3 areas where Nordea uses AI
The three main areas where Nordea applies AI for improvement are:
- Intelligent digital customer experience – Nordea is providing better, more customised digital customer experience. They offer their customers with a virtual assistant named Nova introduced in 2017. With 120,000 interactions per month, it’s changing the way customers interact with the bank.
- Giving employees superpowers – Nordea is reducing manual tasks for employees, enabling data-driven insights and automating decisions. Two examples which Mattias gives are:
- 1) Using AI trade surveillance (TS) to discover patterns that are impossible for the human employee to discern among thousands of transactions. They use unsupervised clustering models to detect irregularities. The challenges they are facing are few real cases and limited historical data. But the benefits are of course valuable such as better detection rate and building learnings and trust for the next generation TS AI
- 2) Using AI for anti-money laundering (AML). This use case combines human and AI efforts to improve efficiency by prioritising alerts before they are sent to customers. Fortunately, they have many use cases and enough historical data to use in the model. The benefits are more time to focus on important AML cases and refine training data for next-generation AML AI.
- Instant banking – AI focused on claim handling process. Nordea’s instant claims reinvent the time-consuming insurance process lasting 2-3 months with low transparency, unstructured data and human judgement. Their instant banking process has a rule engine using ML that detects if there is an insurance claim, hands it to a robot, which in turn sends it to a pattern recognition engine to make sure there is no financial fraud and pays out the money. The end-to-end process is cut to only one day. The process has a few additional steps for doctor’s notes: they are scanned with an OCR, made in a structured text, handed to a text analytics engine that looks for keywords and medical history, and ultimately makes the claim decision. For more complicated cases, they also have a human agent involved.
There is nothing more inefficient than improving upon something you shouldn’t be doing in the first place.
How banks can transform with AI
In the end, AI. machine learning and models serve only as enablers and components for solving problems. What should be the ultimate goal, Mattias suggest is banks to embrace a modular way of thinking and combine AI applications (microservices) to solve multiple problems across the entire value chain and different use cases.

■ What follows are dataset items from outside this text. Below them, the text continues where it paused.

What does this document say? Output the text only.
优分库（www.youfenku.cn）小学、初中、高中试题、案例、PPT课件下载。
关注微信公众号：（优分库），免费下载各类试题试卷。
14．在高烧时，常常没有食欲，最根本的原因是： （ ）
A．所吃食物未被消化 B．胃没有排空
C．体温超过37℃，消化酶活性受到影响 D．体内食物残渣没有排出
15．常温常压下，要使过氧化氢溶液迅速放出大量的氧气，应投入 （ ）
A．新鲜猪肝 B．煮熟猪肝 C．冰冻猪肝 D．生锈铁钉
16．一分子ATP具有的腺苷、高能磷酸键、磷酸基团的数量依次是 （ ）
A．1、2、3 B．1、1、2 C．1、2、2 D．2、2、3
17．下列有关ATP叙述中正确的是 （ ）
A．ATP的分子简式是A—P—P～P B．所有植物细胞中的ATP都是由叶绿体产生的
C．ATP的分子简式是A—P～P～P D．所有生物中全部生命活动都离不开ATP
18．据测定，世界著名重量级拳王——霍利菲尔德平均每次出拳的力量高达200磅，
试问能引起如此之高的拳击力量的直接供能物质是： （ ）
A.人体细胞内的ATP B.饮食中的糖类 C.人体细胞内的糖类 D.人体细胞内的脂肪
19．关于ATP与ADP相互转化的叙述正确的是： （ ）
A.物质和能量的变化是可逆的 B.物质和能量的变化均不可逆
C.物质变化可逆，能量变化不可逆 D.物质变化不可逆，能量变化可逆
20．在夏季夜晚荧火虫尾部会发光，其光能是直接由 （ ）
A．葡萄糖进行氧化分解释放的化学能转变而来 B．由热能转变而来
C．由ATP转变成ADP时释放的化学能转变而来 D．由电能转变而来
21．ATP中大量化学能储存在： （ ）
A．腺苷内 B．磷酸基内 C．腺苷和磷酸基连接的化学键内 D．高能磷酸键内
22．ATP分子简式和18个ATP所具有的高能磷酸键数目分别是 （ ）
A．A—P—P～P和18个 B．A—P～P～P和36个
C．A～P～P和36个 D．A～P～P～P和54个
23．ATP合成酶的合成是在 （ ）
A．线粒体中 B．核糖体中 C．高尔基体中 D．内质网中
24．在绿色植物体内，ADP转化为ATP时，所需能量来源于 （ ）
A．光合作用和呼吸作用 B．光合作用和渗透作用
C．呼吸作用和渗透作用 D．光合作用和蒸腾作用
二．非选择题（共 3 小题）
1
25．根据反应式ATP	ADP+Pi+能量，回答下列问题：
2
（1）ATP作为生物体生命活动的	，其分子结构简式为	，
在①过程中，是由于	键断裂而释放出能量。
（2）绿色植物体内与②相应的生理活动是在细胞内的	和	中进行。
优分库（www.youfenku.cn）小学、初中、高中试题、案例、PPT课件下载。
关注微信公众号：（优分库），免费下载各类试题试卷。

To be able to do this, departments working with AI within banks need to step a bit outside of how they usually do business to avoid being stuck in processes. Mattias gives the association of a start-up within a bank that solves a particular problem.
Challenges to tackle in banking
Some current challenges that offer room for improvement with AI in banking are:
- Changing the mindset and the way problems are solved. Not improving on current processes, but reinventing them.
- Changing internal processes
- Changing the idea of what kind of people and talent are necessary. Finding people that can solve problems, and not sticking to internal processes and procedures.